Il ministro Terzi ha recentemente detto che «per quanto riguarda i marò, abbiamo costantemente insistito sul principio della legislazione internazionale in alto mare e sul principio della giurisdizione delle forze militari imbarcate anche su mercantili civili in funzione antipirateria». Cosa ne pensa?
Direi che sono due ricostruzioni corrette: la prima dipende ovviamente dall’accertamento della zona di mare in cui si trovava la nave, mentre la seconda è ovviamente giusta perché, trattandosi di militari al servizio dello Stato italiano, imbarcati su navi mercantili ma per svolgere servizio pubblico, hanno diritto all’immunità.
A suo giudizio come dovrebbe comportarsi l’Europa? Possiamo aspettarci un intervento diplomatico?
Su questo ho un atteggiamento piuttosto negativo, perché l’illecito di cui parlavamo è comunque nei confronti dell’Italia e non siamo nell’ambito delle competenze dell’Unione europea, quindi un’eventuale azione europea mal si giustifica in questo caso. Ovviamente da un punto di vista di pressione politica nulla eviterebbe all’Europa di intervenire, anzi è chiaro che sarebbero pressioni anche più forti di quelle esercitate da un singolo Stato. Bisogna però tenere conto del fatto che l’India è un importante partner commerciale per molti stati europei, per cui ci potrebbe essere una tendenza a voler lasciare tutta la questione in mano all’Italia.
Come prevede che si risolverà tutta la vicenda?

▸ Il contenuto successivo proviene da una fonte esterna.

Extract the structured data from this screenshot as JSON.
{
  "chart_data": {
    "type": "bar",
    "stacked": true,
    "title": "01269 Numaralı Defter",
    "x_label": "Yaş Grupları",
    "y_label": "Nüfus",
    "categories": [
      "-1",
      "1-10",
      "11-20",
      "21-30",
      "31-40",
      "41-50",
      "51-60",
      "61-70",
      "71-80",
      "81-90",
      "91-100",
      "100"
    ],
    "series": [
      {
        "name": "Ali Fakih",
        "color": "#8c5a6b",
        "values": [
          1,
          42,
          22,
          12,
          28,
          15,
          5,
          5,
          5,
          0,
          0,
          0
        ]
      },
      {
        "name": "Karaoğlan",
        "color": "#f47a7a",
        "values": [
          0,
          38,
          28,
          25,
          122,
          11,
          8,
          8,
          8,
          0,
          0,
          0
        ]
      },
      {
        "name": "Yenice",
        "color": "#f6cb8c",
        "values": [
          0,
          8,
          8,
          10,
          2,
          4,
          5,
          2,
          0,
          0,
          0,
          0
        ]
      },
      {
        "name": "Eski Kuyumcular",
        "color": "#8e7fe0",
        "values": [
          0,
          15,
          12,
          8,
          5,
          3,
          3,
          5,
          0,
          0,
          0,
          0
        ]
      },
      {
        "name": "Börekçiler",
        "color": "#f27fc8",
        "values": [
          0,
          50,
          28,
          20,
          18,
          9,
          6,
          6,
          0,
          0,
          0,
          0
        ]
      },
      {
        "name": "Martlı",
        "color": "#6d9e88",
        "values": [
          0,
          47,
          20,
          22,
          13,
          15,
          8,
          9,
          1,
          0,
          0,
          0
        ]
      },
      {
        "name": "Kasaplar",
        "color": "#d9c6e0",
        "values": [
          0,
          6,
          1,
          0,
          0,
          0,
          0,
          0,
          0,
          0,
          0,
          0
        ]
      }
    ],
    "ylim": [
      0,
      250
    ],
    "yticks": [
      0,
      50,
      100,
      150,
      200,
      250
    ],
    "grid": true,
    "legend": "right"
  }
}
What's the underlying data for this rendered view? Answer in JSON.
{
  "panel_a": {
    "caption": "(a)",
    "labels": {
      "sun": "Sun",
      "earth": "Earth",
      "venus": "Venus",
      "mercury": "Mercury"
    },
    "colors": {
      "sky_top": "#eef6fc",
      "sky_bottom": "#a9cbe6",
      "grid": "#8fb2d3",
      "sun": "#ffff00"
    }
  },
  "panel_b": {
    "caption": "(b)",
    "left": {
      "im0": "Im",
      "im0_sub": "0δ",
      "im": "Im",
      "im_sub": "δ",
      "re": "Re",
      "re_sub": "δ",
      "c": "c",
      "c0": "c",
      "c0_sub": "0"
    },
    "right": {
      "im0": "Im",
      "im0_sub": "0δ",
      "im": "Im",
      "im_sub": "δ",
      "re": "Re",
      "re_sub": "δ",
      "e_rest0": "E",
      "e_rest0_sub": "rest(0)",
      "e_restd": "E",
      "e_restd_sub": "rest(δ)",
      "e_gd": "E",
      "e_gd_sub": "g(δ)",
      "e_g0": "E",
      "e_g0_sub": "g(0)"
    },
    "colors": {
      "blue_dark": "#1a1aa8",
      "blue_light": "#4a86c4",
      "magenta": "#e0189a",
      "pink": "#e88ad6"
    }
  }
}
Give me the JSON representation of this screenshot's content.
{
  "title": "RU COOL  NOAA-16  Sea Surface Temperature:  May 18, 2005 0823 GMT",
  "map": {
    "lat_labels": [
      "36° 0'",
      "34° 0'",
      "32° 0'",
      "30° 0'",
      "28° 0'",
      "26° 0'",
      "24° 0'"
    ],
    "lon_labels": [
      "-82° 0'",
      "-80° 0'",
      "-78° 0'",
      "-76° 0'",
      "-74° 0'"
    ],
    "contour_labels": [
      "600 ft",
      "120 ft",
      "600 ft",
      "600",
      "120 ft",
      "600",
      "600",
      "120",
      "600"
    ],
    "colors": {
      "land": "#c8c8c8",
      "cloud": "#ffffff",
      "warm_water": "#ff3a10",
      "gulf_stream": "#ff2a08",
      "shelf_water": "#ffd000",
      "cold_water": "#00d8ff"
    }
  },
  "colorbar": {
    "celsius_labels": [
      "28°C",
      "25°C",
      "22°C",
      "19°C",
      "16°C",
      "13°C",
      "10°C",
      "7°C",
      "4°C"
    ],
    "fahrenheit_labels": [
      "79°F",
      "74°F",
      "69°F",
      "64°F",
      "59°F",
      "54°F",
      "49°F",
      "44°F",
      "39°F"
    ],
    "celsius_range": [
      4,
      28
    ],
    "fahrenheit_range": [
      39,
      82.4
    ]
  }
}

E’ molto difficile dirlo, ma a mio avviso ci troviamo davanti a un braccio di ferro tra le autorità federali e quelle locali, anche se in questo momento stanno agendo le autorità giurisdizionali e amministrative locali. Credo che alla lunga non sarà facile far prevalere le esigenze locali su esigenze di politica estera e del diritto internazionale, quindi è probabile che per evitare di perdere la faccia, una possibile soluzione potrebbe essere quella di avviare un processo e arrivare alla sentenza di proscioglimento in istruttoria, così da chiudere definitivamente il procedimento giudiziario.